Publié le 12 Sep 2015 - 21:01
DE LA POLITIQUE AU SÉNÉGAL ET DES PARTIS POLITIQUES

Bonnes feuilles extraites de l’ouvrage : Appel à la révolution politique et civique au Sénégal. Un seul mandat et zéro parti politique pour le président de la République. IFAN Ch. A. Diop, 201

 

Actuellement, on ne dénombre pas moins de 240 partis politiques qui, en principe, ont tous pour ambition légitime de briguer le pouvoir, en installant leur leader sur la plus haute marche du podium. Cette ambition est, il faut cependant bien l’avouer, un rêve irréalisable pour la quasi-majorité de ces politiciens en dépit même de la « barrière » de la caution à verser, une soixantaine de millions de francs CFA, pour pouvoir participer à l’élection présidentielle.

Peu importent parfois les autres contraintes rédhibitoires à une telle ambition (incompétence notoire du candidat, manque d’expérience dans la gestion des affaires de l’État, absence de parti politique de soutien d’envergure, absence de partisans, absence de programme politique, manque de moyens financiers et logistiques…), seul compte vraiment le besoin de se faire compter dans la liste des partants et de se faire remarquer par les candidats sérieux.

Il faut aussi bien avouer que les partis politiques des leaders d’opinion qui s’appuient sur des idéologies et sur des programmes sociaux et politiques sont choses rares voire inexistantes de nos jours.
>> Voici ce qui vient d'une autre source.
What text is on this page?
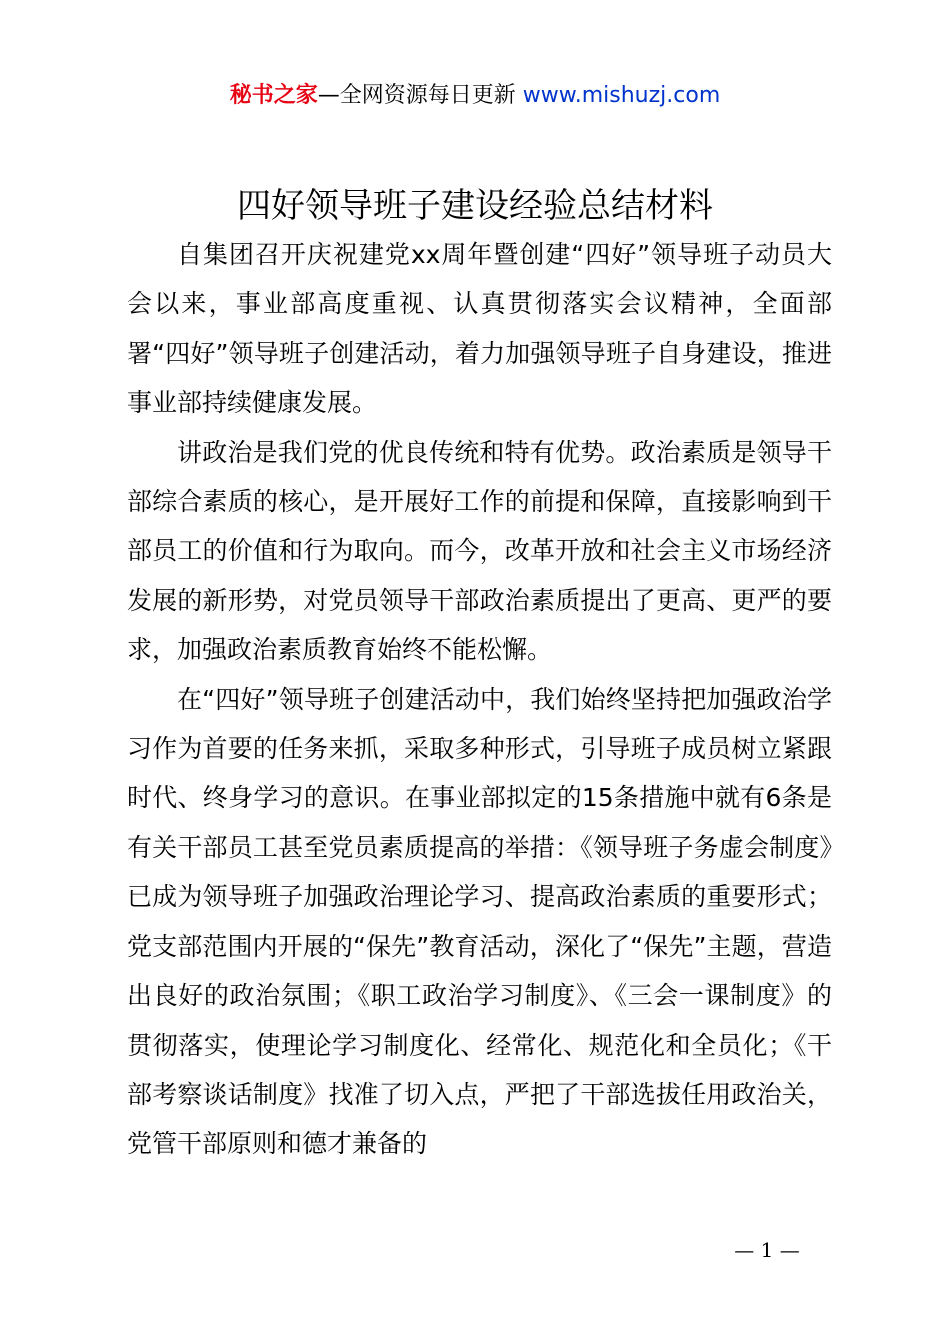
秘书之家—全网资源每日更新 www.mishuzj.com
四好领导班子建设经验总结材料

自集团召开庆祝建党xx周年暨创建“四好”领导班子动员大会以来，事业部高度重视、认真贯彻落实会议精神，全面部署“四好”领导班子创建活动，着力加强领导班子自身建设，推进事业部持续健康发展。

讲政治是我们党的优良传统和特有优势。政治素质是领导干部综合素质的核心，是开展好工作的前提和保障，直接影响到干部员工的价值和行为取向。而今，改革开放和社会主义市场经济发展的新形势，对党员领导干部政治素质提出了更高、更严的要求，加强政治素质教育始终不能松懈。

在“四好”领导班子创建活动中，我们始终坚持把加强政治学习作为首要的任务来抓，采取多种形式，引导班子成员树立紧跟时代、终身学习的意识。在事业部拟定的15条措施中就有6条是有关干部员工甚至党员素质提高的举措：《领导班子务虚会制度》已成为领导班子加强政治理论学习、提高政治素质的重要形式；党支部范围内开展的“保先”教育活动，深化了“保先”主题，营造出良好的政治氛围；《职工政治学习制度》、《三会一课制度》的贯彻落实，使理论学习制度化、经常化、规范化和全员化；《干部考察谈话制度》找准了切入点，严把了干部选拔任用政治关，党管干部原则和德才兼备的

— 1 —
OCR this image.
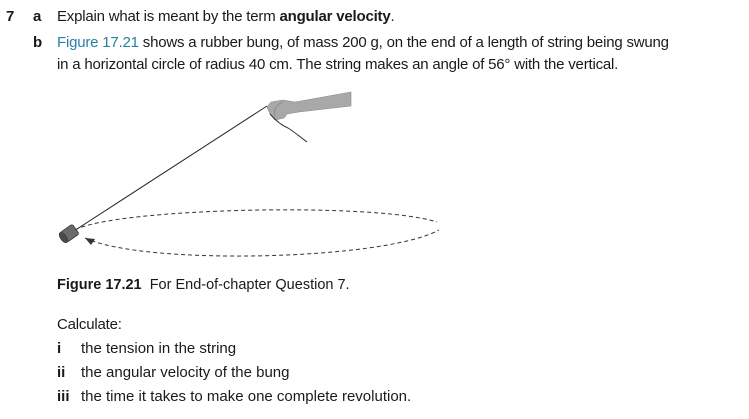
7 a Explain what is meant by the term angular velocity.
b Figure 17.21 shows a rubber bung, of mass 200 g, on the end of a length of string being swung
in a horizontal circle of radius 40 cm. The string makes an angle of 56° with the vertical.
Figure 17.21 For End-of-chapter Question 7.
Calculate:
i the tension in the string
ii the angular velocity of the bung
iii the time it takes to make one complete revolution.
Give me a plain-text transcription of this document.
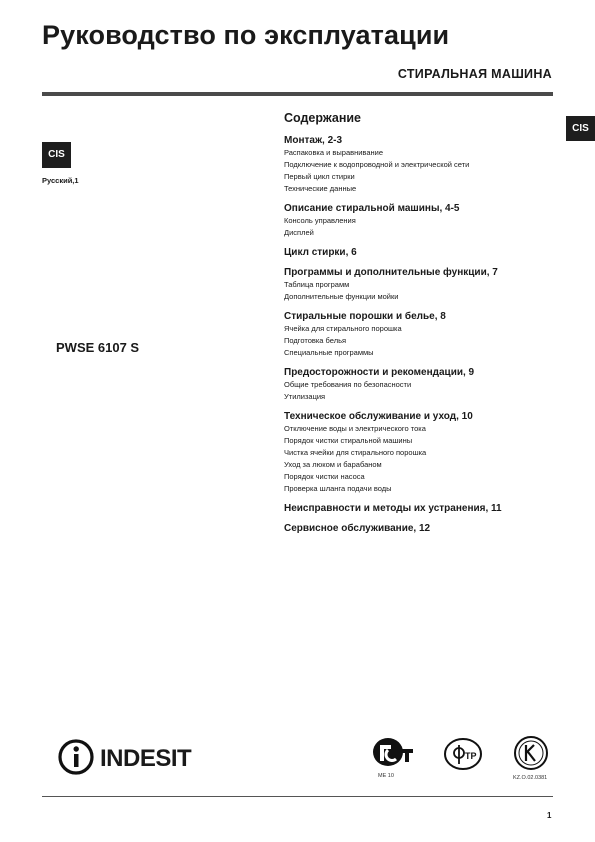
Руководство по эксплуатации
СТИРАЛЬНАЯ МАШИНА
CIS
CIS
Русский,1
PWSE 6107 S
Содержание
Монтаж, 2-3
Распаковка и выравнивание
Подключение к водопроводной и электрической сети
Первый цикл стирки
Технические данные
Описание стиральной машины, 4-5
Консоль управления
Дисплей
Цикл стирки, 6
Программы и дополнительные функции, 7
Таблица программ
Дополнительные функции мойки
Стиральные порошки и белье, 8
Ячейка для стирального порошка
Подготовка белья
Специальные программы
Предосторожности и рекомендации, 9
Общие требования по безопасности
Утилизация
Техническое обслуживание и уход, 10
Отключение воды и электрического тока
Порядок чистки стиральной машины
Чистка ячейки для стирального порошка
Уход за люком и барабаном
Порядок чистки насоса
Проверка шланга подачи воды
Неисправности и методы их устранения, 11
Сервисное обслуживание, 12
INDESIT
ME 10
TP
KZ.O.02.0381
1
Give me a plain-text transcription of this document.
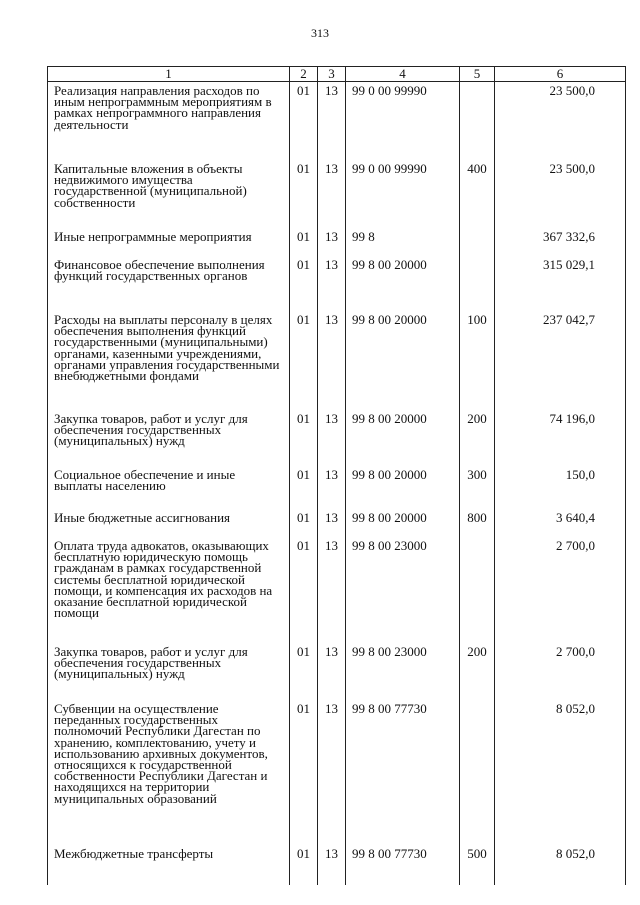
313
1	2	3	4	5	6
Реализация направления расходов по иным непрограммным мероприятиям в рамках непрограммного направления деятельности	01	13	99 0 00 99990		23 500,0
Капитальные вложения в объекты недвижимого имущества государственной (муниципальной) собственности	01	13	99 0 00 99990	400	23 500,0
Иные непрограммные мероприятия	01	13	99 8		367 332,6
Финансовое обеспечение выполнения функций государственных органов	01	13	99 8 00 20000		315 029,1
Расходы на выплаты персоналу в целях обеспечения выполнения функций государственными (муниципальными) органами, казенными учреждениями, органами управления государственными внебюджетными фондами	01	13	99 8 00 20000	100	237 042,7
Закупка товаров, работ и услуг для обеспечения государственных (муниципальных) нужд	01	13	99 8 00 20000	200	74 196,0
Социальное обеспечение и иные выплаты населению	01	13	99 8 00 20000	300	150,0
Иные бюджетные ассигнования	01	13	99 8 00 20000	800	3 640,4
Оплата труда адвокатов, оказывающих бесплатную юридическую помощь гражданам в рамках государственной системы бесплатной юридической помощи, и компенсация их расходов на оказание бесплатной юридической помощи	01	13	99 8 00 23000		2 700,0
Закупка товаров, работ и услуг для обеспечения государственных (муниципальных) нужд	01	13	99 8 00 23000	200	2 700,0
Субвенции на осуществление переданных государственных полномочий Республики Дагестан по хранению, комплектованию, учету и использованию архивных документов, относящихся к государственной собственности Республики Дагестан и находящихся на территории муниципальных образований	01	13	99 8 00 77730		8 052,0
Межбюджетные трансферты	01	13	99 8 00 77730	500	8 052,0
Faut-il s’en étonner ? Ni les mœurs, ni les idéaux, ni le contexte, ni la culture des hommes et femmes politiques d’antan ne sont les mêmes que ceux d’aujourd’hui. […] Actuellement, ce ne sont ni les idéologies ni les programmes des partis et des leaders politiques qui comptent vraiment, mais leur notoriété et leur popularité, l’impact de leur image et de leur charisme, l’espoir suscité pour engranger le plus d’électeurs possibles et surtout leur capacité de faire bloc en vue de remporter des élections et de se maintenir au pouvoir. […]

Que des socialistes, des libéraux et des trotskystes s’allient en faisant fi de leurs convictions les plus profondes est déjà le signe d’une certaine régression éthique dans la vie politique sénégalaise d’aujourd’hui. En effet, chez une certaine classe d’hommes et de femmes politiques sénégalais, la devise semble être : « Qui veut la fin n’a cure des moyens. » Cette devise est en somme la seule véritable idéologie dominante, la seule philosophie qui constitue la théorie et la praxis de base mobilisatrices en vue de l’accaparement du pouvoir.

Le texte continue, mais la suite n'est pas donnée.